To try it out for yourself on a Webware system:

  1. copy the template definition to a file test.tmpl in your Webware servlet directory.
  2. Run cheetah compile test.tmpl. This produces test.py (a .py template module) in the same directory.
  3. In your web browser, go to test.py, using whatever site and directory is appropriate.
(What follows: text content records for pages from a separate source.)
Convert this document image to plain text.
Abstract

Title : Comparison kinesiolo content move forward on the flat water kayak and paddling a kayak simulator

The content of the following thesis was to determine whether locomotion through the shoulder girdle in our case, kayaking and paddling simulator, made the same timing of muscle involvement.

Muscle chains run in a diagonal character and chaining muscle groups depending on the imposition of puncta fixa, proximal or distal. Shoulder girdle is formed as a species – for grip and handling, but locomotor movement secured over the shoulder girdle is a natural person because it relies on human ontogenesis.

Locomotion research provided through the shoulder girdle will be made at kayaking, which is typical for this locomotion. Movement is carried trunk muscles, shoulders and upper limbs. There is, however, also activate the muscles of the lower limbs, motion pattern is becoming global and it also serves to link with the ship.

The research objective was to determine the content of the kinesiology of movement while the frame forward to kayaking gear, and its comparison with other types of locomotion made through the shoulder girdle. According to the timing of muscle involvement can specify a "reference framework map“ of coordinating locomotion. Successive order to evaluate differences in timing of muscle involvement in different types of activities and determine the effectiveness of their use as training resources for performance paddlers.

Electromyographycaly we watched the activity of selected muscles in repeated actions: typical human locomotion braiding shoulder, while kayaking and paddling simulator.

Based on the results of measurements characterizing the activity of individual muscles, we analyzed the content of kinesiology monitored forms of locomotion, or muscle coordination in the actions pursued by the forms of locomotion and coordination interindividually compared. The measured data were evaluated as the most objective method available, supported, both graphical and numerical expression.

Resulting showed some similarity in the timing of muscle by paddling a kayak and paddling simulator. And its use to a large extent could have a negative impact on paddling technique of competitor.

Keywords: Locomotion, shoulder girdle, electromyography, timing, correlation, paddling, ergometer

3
At the first request, field ‘name’ will be blank (false) so the “#else” portion will execute and present a form. You type your name and press submit. The form invokes the same page. Now ‘name’ is true so the “#if” portion executes, which displays the greeting. The “#set” directive creates a local variable that lasts while the template is being filled.

How mature is Cheetah?

Cheetah is stable, production quality, post-beta code. Cheetah’s syntax, semantics and performance have been generally stable since a performance overhaul in mid 2001. Most of the changes since October 2001 have been in response to specific requests by production sites, things they need that we hadn’t considered.
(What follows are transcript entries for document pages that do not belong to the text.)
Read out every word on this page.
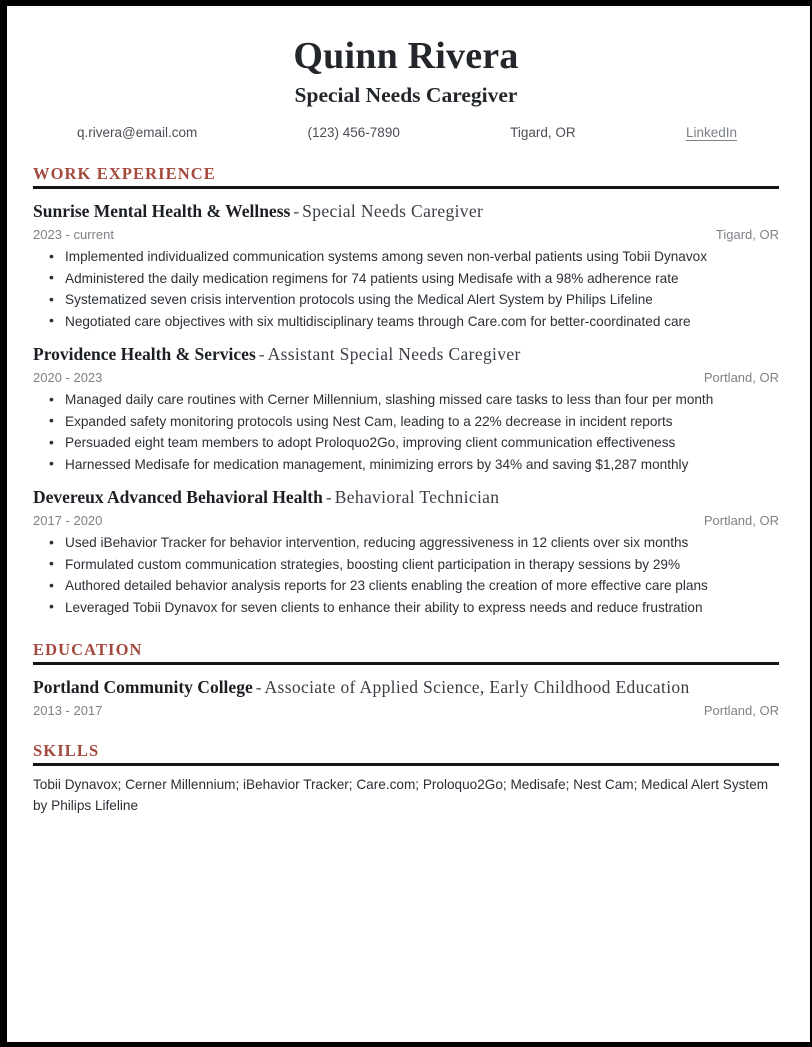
Quinn Rivera
Special Needs Caregiver
q.rivera@email.com	(123) 456-7890	Tigard, OR	LinkedIn
WORK EXPERIENCE
Sunrise Mental Health & Wellness - Special Needs Caregiver
2023 - current	Tigard, OR
• Implemented individualized communication systems among seven non-verbal patients using Tobii Dynavox
• Administered the daily medication regimens for 74 patients using Medisafe with a 98% adherence rate
• Systematized seven crisis intervention protocols using the Medical Alert System by Philips Lifeline
• Negotiated care objectives with six multidisciplinary teams through Care.com for better-coordinated care
Providence Health & Services - Assistant Special Needs Caregiver
2020 - 2023	Portland, OR
• Managed daily care routines with Cerner Millennium, slashing missed care tasks to less than four per month
• Expanded safety monitoring protocols using Nest Cam, leading to a 22% decrease in incident reports
• Persuaded eight team members to adopt Proloquo2Go, improving client communication effectiveness
• Harnessed Medisafe for medication management, minimizing errors by 34% and saving $1,287 monthly
Devereux Advanced Behavioral Health - Behavioral Technician
2017 - 2020	Portland, OR
• Used iBehavior Tracker for behavior intervention, reducing aggressiveness in 12 clients over six months
• Formulated custom communication strategies, boosting client participation in therapy sessions by 29%
• Authored detailed behavior analysis reports for 23 clients enabling the creation of more effective care plans
• Leveraged Tobii Dynavox for seven clients to enhance their ability to express needs and reduce frustration
EDUCATION
Portland Community College - Associate of Applied Science, Early Childhood Education
2013 - 2017	Portland, OR
SKILLS
Tobii Dynavox; Cerner Millennium; iBehavior Tracker; Care.com; Proloquo2Go; Medisafe; Nest Cam; Medical Alert System by Philips Lifeline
As of summer 2003, we are putting in the final touches before the 1.0 release.

Where can I get news?

Cheetah releases can be obtained from the Cheetah website

If you encounter difficulties, or are unsure about how to do something, please post a detailed message to the bug tracker <https://github.com/CheetahTemplate3/cheetah3/issues>.

How can I contribute?

Cheetah is the work of many volunteers. If you use Cheetah please share your experiences, tricks, customizations, and frustrations.

Bug reports and patches

If you think there is a bug in Cheetah, send a message to the e-mail list with the following information:

  1. a description of what you were trying to do and what happened
  2. all tracebacks and error output
  3. your version of Cheetah
  4. your version of Python
  5. your operating system
  6. whether you have changed anything in the Cheetah installation

Template libraries and function libraries

We hope to build up a framework of Template libraries (see section libraries.templates) to distribute with Cheetah and would appreciate any contributions.

Test cases

Cheetah is packaged with a regression testing suite that is run with each new release to ensure that everything is working as expected and that recent changes haven’t broken anything. The test cases are in the Cheetah.Tests module. If you find a reproduceable bug please consider writing a test case that will pass only when the bug is fixed. Send any new test cases to the email list with the subject-line “new test case for Cheetah.”

Publicity

Help spread the word ... recommend it to others, write articles about it, etc.

Acknowledgements

Cheetah is one of several templating frameworks that grew out of a ‘templates’ thread on the Webware For Python email list. Tavis Rudd, Mike Orr, Chuck Esterbrook and Ian Bicking are the core developers.

We’d like to thank the following people for contributing valuable advice, code and encouragement: Geoff Talvola, Jeff Johnson, Graham Dumpleton, Clark C. Evans, Craig Kattner, Franz Geiger, Geir Magnusson, Tom Schwaller, Rober Kuzelj, Jay Love, Terrel Shumway, Sasa Zivkov, Arkaitz Bitorika, Jeremiah Bellomy, Baruch Even, Paul Boddie, Stephan Diehl, Chui Tey, Michael Halle, Edmund Lian and Aaron Held.

The Velocity, WebMacro and Smarty projects provided inspiration and design ideas. Cheetah has benefitted from the creativity and energy of their developers. Thank you.